No disrespect to William Clark (a good man who needs a good biography of his own), but Meriwether Lewis (1774-1809), that Virginia tidewater gentleman and lifelong friend of Thomas Jefferson’s, was the brain and soul of the 1803-1806 Lewis and Clark Expedition across the continent. This is made clear in Stephen Ambrose’s brilliant new book, and the relationship between Lewis and Jefferson, which is at the heart of Lewis’ life, has never been explored more deeply.
Ambrose makes a meticulous reconstruction of the 2,000-mile journey through Louisiana Purchase lands, basing this part of the story principally on Lewis’ voluminous journals, and all the joys and miseries of that greatest exploration in our history come to life in the author’s measured prose. Here are the agonizingly slow months of travel on the rivers, the mountain portages, the struggles against the furies of weather, insects and animals, and the tentative and potentially dangerous encounters with Indian tribes–a catalog of them, Assiniboine to Yakima–most of whom had had no previous encounter with white men. Ambrose remarks on the cost of the expedition–budgeted at $2,500, costing $39,000 (an early example of a familiar governmental feature, the cost overrun); the relationship between the co-leaders of the expedition; and the invaluable contributions made by the Shoshoni guide Sacajawea.

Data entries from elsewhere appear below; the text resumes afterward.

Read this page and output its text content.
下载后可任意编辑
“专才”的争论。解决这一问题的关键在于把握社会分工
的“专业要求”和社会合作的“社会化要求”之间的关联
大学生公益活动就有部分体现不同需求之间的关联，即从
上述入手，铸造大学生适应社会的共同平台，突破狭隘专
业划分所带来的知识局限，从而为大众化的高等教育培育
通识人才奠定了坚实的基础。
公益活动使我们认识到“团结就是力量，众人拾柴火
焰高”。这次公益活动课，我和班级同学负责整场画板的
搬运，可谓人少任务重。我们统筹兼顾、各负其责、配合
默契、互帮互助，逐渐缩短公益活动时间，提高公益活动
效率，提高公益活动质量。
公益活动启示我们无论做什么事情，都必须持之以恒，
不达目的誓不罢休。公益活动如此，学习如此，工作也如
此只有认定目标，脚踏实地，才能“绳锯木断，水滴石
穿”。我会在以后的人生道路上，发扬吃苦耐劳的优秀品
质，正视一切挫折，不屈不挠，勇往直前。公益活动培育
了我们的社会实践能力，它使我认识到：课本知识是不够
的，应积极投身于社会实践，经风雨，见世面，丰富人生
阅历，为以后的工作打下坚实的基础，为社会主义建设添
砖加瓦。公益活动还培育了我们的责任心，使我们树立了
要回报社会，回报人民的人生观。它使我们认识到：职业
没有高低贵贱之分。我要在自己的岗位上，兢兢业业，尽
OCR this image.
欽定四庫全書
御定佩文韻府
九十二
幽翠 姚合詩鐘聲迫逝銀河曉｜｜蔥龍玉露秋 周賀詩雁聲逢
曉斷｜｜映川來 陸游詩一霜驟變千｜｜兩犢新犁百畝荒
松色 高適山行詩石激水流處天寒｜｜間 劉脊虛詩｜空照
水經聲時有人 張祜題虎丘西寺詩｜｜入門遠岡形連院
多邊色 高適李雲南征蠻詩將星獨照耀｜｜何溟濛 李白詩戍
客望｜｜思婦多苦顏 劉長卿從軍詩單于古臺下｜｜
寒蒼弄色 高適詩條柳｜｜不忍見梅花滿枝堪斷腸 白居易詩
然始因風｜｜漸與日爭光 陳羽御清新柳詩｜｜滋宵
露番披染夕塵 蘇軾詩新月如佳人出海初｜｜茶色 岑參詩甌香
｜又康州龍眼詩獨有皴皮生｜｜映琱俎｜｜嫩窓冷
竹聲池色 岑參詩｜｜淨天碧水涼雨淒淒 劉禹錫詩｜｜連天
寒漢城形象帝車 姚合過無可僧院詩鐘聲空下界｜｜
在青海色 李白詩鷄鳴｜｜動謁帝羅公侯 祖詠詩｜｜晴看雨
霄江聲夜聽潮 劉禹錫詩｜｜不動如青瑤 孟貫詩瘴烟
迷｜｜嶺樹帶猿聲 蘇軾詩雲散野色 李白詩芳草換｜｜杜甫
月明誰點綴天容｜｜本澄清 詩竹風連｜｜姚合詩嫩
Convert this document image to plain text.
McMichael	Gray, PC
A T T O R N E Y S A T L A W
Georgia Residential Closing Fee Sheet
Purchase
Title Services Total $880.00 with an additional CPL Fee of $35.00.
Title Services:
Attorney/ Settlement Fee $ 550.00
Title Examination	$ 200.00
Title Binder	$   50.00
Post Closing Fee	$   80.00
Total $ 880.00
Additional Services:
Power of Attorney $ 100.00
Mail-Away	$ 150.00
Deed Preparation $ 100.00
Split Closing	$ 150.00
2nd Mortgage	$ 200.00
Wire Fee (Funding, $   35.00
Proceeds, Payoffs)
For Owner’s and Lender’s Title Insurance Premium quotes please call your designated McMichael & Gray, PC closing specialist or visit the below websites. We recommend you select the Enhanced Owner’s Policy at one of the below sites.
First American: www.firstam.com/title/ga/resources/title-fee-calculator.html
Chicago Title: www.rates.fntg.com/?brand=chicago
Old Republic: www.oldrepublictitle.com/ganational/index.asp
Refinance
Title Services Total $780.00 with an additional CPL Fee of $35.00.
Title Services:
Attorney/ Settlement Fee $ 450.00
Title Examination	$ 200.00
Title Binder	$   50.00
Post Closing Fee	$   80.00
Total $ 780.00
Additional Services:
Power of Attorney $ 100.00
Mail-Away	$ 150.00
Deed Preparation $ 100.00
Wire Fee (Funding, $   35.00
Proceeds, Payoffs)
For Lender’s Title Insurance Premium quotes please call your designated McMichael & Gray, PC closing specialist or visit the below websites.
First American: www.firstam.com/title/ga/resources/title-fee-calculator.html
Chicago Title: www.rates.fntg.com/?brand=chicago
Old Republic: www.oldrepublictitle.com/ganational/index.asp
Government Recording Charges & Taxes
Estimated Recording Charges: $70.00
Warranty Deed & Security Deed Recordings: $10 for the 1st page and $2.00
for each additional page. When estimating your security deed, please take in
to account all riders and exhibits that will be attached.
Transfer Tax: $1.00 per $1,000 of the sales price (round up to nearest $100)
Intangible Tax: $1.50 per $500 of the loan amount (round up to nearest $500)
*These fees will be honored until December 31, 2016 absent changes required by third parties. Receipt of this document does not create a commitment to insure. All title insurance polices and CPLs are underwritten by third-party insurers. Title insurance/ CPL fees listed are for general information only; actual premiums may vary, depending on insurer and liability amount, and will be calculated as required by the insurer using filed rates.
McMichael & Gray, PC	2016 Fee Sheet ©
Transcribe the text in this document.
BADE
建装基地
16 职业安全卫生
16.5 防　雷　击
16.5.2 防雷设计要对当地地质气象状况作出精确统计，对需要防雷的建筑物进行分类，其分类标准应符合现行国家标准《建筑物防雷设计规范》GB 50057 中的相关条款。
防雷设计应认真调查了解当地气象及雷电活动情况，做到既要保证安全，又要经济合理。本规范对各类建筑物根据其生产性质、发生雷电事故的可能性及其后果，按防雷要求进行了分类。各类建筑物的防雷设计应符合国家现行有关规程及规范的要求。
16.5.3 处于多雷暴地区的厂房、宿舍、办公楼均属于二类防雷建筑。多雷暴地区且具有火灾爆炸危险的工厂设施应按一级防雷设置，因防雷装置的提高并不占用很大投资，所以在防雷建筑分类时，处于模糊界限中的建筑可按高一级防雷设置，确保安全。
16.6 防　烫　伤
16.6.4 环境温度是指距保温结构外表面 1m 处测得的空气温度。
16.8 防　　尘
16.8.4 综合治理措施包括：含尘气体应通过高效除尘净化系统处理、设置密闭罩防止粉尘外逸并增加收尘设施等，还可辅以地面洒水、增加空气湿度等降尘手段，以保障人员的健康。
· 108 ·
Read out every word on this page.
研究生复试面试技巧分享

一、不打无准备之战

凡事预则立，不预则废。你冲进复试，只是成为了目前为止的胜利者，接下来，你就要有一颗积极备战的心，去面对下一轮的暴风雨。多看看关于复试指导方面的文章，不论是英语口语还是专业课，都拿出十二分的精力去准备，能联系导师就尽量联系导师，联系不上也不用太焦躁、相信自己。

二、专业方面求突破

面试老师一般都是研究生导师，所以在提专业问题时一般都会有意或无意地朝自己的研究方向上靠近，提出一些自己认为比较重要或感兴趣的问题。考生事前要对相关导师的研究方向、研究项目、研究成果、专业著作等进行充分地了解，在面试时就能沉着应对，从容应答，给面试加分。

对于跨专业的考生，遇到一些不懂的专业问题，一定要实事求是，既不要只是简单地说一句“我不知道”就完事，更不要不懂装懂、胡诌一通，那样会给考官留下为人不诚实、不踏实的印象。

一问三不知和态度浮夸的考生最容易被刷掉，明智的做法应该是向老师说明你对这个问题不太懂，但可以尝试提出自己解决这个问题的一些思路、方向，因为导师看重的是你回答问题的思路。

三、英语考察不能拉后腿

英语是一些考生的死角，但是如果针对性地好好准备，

But while the great exploration was central to his subject’s life, Ambrose is equally expert in re-creating Lewis’ early life and military career, his work as Jefferson’s private secretary, and his post expedition career as the troubled governor of Upper Louisiana Territory, headquartered in St. Louis. This last period is a sad chapter in a life of “courage undaunted” (Jefferson’s phrase), ending with Lewis’ suspicious death at the age of 35–by suicide (Ambrose’s belief) or possible murder–in the Natchez Trace of Tennessee.
Lewis has been lucky with his biographers. Richard Dillon’s 1969 Meriwether Lewis: A Biography is excellent; Ambrose’s 1996 book is even better.